In an effort to decarbonize the American economy, numerous states in the United States have formed partnerships with their neighbors or struck agreements with each other to develop “hydrogen hubs,” which are clusters of gas production, storage, and usage.
The data collected by the dedicated energy platform has analysts debating the appropriateness of these centers’ roles.
Consequently, the US Department of Energy is planning to distribute $7 billion under last year’s bipartisan infrastructure program, which may support around 10 regional clean hydrogen centers.
According to the Kansas Reflector, these nodes constitute “a network of clean hydrogen producers, prospective consumers of clean hydrogen, and neighboring infrastructure across the country.”
In a statement released last month, the ministry emphasized the importance of H2Hubs in facilitating the spread of sustainable energy investments, high-paying employment, and increased energy security across the country.
She went on to call this influx of federal cash one of the greatest in the Department of Energy’s history and said it will help achieve President Joe Biden’s goal of a carbon-neutral economy by 2050.
The Inflation Reduction Act, which can increase hydrogen production and its function, provided for a clean tax credit on hydrogen production and made major adjustments to the carbon sequestration tax credits, so this sum is in addition to those monies.
Justifications for hydrogen center construction among states
Prof. Brian Wilson, mechanical engineering, and executive director of Colorado State University’s Energy Institute noted that although some states would be motivated by climate goals, others will be motivated by economic growth and that hydrogen will create considerable new job possibilities.
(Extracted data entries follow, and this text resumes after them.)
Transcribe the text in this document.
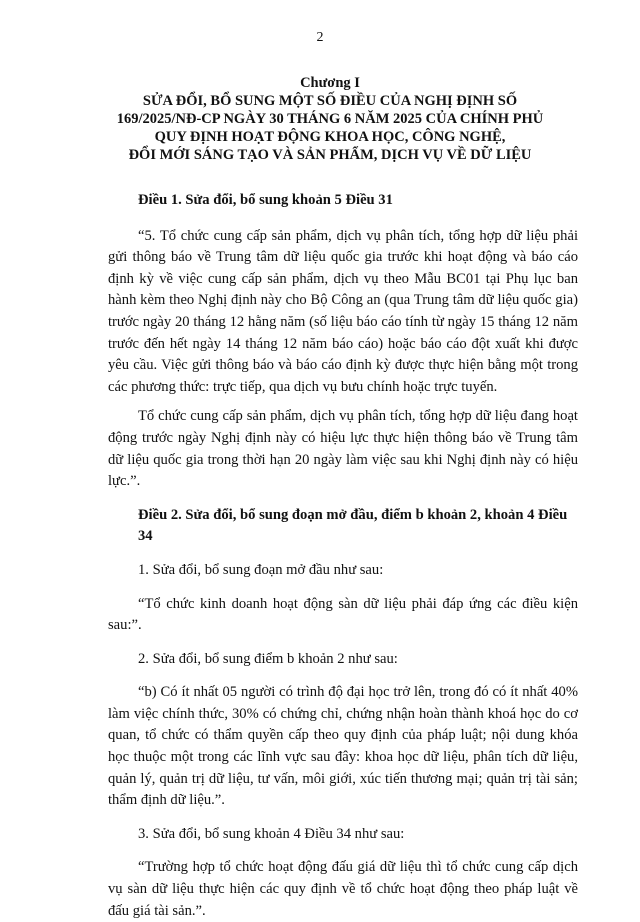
2
Chương I
SỬA ĐỔI, BỔ SUNG MỘT SỐ ĐIỀU CỦA NGHỊ ĐỊNH SỐ
169/2025/NĐ-CP NGÀY 30 THÁNG 6 NĂM 2025 CỦA CHÍNH PHỦ
QUY ĐỊNH HOẠT ĐỘNG KHOA HỌC, CÔNG NGHỆ,
ĐỔI MỚI SÁNG TẠO VÀ SẢN PHẨM, DỊCH VỤ VỀ DỮ LIỆU
Điều 1. Sửa đổi, bổ sung khoản 5 Điều 31

“5. Tổ chức cung cấp sản phẩm, dịch vụ phân tích, tổng hợp dữ liệu phải gửi thông báo về Trung tâm dữ liệu quốc gia trước khi hoạt động và báo cáo định kỳ về việc cung cấp sản phẩm, dịch vụ theo Mẫu BC01 tại Phụ lục ban hành kèm theo Nghị định này cho Bộ Công an (qua Trung tâm dữ liệu quốc gia) trước ngày 20 tháng 12 hằng năm (số liệu báo cáo tính từ ngày 15 tháng 12 năm trước đến hết ngày 14 tháng 12 năm báo cáo) hoặc báo cáo đột xuất khi được yêu cầu. Việc gửi thông báo và báo cáo định kỳ được thực hiện bằng một trong các phương thức: trực tiếp, qua dịch vụ bưu chính hoặc trực tuyến.

Tổ chức cung cấp sản phẩm, dịch vụ phân tích, tổng hợp dữ liệu đang hoạt động trước ngày Nghị định này có hiệu lực thực hiện thông báo về Trung tâm dữ liệu quốc gia trong thời hạn 20 ngày làm việc sau khi Nghị định này có hiệu lực.”.

Điều 2. Sửa đổi, bổ sung đoạn mở đầu, điểm b khoản 2, khoản 4 Điều 34

1. Sửa đổi, bổ sung đoạn mở đầu như sau:

“Tổ chức kinh doanh hoạt động sàn dữ liệu phải đáp ứng các điều kiện sau:”.

2. Sửa đổi, bổ sung điểm b khoản 2 như sau:

“b) Có ít nhất 05 người có trình độ đại học trở lên, trong đó có ít nhất 40% làm việc chính thức, 30% có chứng chỉ, chứng nhận hoàn thành khoá học do cơ quan, tổ chức có thẩm quyền cấp theo quy định của pháp luật; nội dung khóa học thuộc một trong các lĩnh vực sau đây: khoa học dữ liệu, phân tích dữ liệu, quản lý, quản trị dữ liệu, tư vấn, môi giới, xúc tiến thương mại; quản trị tài sản; thẩm định dữ liệu.”.

3. Sửa đổi, bổ sung khoản 4 Điều 34 như sau:

“Trường hợp tổ chức hoạt động đấu giá dữ liệu thì tổ chức cung cấp dịch vụ sàn dữ liệu thực hiện các quy định về tổ chức hoạt động theo pháp luật về đấu giá tài sản.”.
According to a paper reviewed by the Specialized Energy Platform, he said that hydrogen is a key component in helping the United States of America meet its climate goals.
The Western Interstate Hydrogen Hub Project, spanning Colorado, New Mexico, Utah, and Wyoming, is being spearheaded by Brian Wilson, director of the Rocky Mountain Alliance for Next Generation Electricity. This alliance is comprised of universities and national laboratories from these four Western states.
According to US Great Plains Institute senior director of carbon management policy Matt Fry, even traditionally conservative states are convinced of the necessity of carbon sequestration and tackling the glaring consequences of climate change.
The states of Louisiana, Oklahoma, and Arkansas; Minnesota, Montana, North Dakota, Wisconsin; Connecticut, Massachusetts, New Jersey, and New York have all signed similar accords regarding hydrogen centers.
The states of Illinois, Indiana, Kentucky, Michigan, and Ohio have signed separate MOUs with the states of Minnesota and Wisconsin to “accelerate and improve” clean hydrogen production.
Furthermore, states like Pennsylvania and Georgia have made efforts to construct their own hydrogen centers, while states like Oregon and Washington are partnering to create a “Pacific Northwest Center” for hydrogen production.
Hydrogen, which does not produce carbon emissions during combustion, is often considered to be a promising solution for use in businesses that cannot use electricity.
Included in this category are the steel and cement industries as well as the maritime and aviation ones, as well as heavy road transport modes like railways.
As an added bonus, the fuel cells manufactured at the hydrogen centers could be used to power long-distance travel by heavy vehicles like tractors, which require more range than batteries can currently provide. Alternatively, hydrogen could be used to produce a fuel compatible with existing internal combustion engines.
Now, hydrogen and natural gas blend up to a particular percentage and can be used to fuel gas turbines and produce power.
At its McDonough-Atkinson natural gas power station near Atlanta, the United States’ Georgia Power stated in June that it has burned a 20% hydrogen mixture in a turbine, reducing CO2 emissions at the facility by 7%.
So-called “gray” hydrogen is now created in the United States by reforming methane vapor from natural gas.
Electrolysis utilizing renewable energy results in “green” hydrogen. Carbon dioxide is removed from “blue” hydrogen produced from fossil fuels and sequestered underground using carbon capture equipment.
Professor of mechanical engineering and head of Colorado State University’s Energy Institute Brian Wilson has stated that the United States produces very little “green” or “blue” hydrogen at the present time.
The Department of Energy’s “Hydrogen Shot” effort, which seeks to cut the cost of hydrogen produced from renewable energy from around $5 per kilogram to $1 per kilogram over the next decade, might help alter that.
He elaborated on how the rationale for hydrogen centers becomes quite attractive as the cost of both renewables and hydrogen continues to plummet.